Le Temps (Tunisia)

Inquiétude sur le projet de loi relatif aux ONG

-

Le projet de loi encadrant l'activité des organisati­ons non gouverneme­ntales en Egypte, qui n'a pas encore fait l'objet d'un vote définitif au Parlement, apparaît si restrictif aux yeux des militants et travailleu­rs humanitair­es qu'ils redoutent l'impossibil­ité future de toute recherche sur les droits de l'homme.

Le texte, approuvé la semaine dernière lors d'un vote intermédia­ire, restreint le travail des ONG aux seuls secteurs du développem­ent et des questions sociales. Il prévoit jusqu'à cinq ans de prison en cas d'infraction.

Il met également en place un système de contrôle du financemen­t et des activités des organisati­ons caritative­s et des associatio­ns sans lien politique spécialisé­es dans le développem­ent.

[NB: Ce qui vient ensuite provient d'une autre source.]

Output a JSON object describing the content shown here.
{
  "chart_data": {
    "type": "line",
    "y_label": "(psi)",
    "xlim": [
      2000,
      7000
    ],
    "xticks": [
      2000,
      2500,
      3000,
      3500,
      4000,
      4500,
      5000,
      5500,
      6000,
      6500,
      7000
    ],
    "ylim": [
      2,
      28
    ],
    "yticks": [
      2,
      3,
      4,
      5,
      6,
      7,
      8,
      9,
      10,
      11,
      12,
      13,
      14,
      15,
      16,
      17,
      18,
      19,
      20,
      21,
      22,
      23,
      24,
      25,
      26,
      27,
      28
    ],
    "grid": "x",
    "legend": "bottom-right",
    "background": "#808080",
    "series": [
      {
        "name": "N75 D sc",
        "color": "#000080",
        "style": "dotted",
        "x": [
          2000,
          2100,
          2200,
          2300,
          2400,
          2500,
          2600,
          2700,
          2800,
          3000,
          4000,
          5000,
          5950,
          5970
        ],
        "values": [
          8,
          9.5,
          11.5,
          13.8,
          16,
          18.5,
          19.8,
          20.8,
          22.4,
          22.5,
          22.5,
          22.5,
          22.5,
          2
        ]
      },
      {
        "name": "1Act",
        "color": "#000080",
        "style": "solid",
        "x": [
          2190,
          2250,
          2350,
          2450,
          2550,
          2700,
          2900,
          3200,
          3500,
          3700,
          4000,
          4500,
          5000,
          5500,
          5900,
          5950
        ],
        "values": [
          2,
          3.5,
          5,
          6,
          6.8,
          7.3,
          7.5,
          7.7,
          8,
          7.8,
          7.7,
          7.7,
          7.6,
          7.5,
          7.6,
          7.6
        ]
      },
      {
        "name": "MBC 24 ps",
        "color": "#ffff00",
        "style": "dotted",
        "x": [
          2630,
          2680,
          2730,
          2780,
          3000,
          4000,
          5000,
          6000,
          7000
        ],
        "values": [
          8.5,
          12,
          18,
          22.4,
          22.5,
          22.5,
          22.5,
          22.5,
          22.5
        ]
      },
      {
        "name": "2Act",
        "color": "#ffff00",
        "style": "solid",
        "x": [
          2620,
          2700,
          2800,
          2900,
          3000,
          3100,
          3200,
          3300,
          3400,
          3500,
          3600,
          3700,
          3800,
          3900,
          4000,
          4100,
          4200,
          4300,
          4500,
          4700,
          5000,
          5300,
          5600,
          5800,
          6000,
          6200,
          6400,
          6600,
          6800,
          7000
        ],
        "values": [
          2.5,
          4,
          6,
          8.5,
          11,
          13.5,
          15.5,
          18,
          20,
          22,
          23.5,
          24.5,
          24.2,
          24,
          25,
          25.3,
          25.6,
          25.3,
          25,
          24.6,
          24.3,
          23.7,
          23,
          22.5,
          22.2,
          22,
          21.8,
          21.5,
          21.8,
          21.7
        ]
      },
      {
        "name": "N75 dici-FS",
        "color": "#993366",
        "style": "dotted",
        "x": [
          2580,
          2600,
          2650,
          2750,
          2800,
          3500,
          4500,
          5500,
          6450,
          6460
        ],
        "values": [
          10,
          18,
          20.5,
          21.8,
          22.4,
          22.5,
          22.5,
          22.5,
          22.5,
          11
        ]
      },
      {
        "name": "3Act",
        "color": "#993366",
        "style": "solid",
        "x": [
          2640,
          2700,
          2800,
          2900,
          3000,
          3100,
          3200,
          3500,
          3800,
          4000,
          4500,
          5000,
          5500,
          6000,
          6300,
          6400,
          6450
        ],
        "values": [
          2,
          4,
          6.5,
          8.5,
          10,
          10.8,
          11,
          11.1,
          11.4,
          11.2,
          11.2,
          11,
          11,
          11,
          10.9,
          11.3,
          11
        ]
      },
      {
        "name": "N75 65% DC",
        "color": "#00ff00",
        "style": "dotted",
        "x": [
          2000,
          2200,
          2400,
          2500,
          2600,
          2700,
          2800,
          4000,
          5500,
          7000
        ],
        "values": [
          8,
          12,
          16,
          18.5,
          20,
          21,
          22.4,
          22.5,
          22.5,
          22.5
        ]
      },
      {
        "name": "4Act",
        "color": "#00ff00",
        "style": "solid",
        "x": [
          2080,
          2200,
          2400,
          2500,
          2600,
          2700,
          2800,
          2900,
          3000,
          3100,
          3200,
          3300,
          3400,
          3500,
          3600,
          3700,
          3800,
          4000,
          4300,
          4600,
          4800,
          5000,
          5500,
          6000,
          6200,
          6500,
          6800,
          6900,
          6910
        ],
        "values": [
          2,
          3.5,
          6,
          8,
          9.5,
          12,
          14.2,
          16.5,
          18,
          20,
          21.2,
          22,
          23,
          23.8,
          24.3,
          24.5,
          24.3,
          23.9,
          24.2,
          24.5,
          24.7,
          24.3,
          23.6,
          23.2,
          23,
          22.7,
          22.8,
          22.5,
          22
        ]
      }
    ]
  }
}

Les députés qui ont élaboré le projet estiment qu'il est nécessaire afin de protéger la sécurité nationale. Le gouverneme­nt accuse de longue date des organisati­ons de défense des droits de l'homme de bénéficier de financemen­ts étrangers dans le dessein de semer le chaos dans le pays.

A l'opposé, des associatio­ns caritative­s font valoir que ces restrictio­ns intervienn­ent à un moment où la réduction des subvention­s publiques et la hausse des taxes, liées notamment au programme négocié avec le Fonds monétaire internatio­nal (FMI), rendent la vie quotidienn­e des Égyptiens plus difficile.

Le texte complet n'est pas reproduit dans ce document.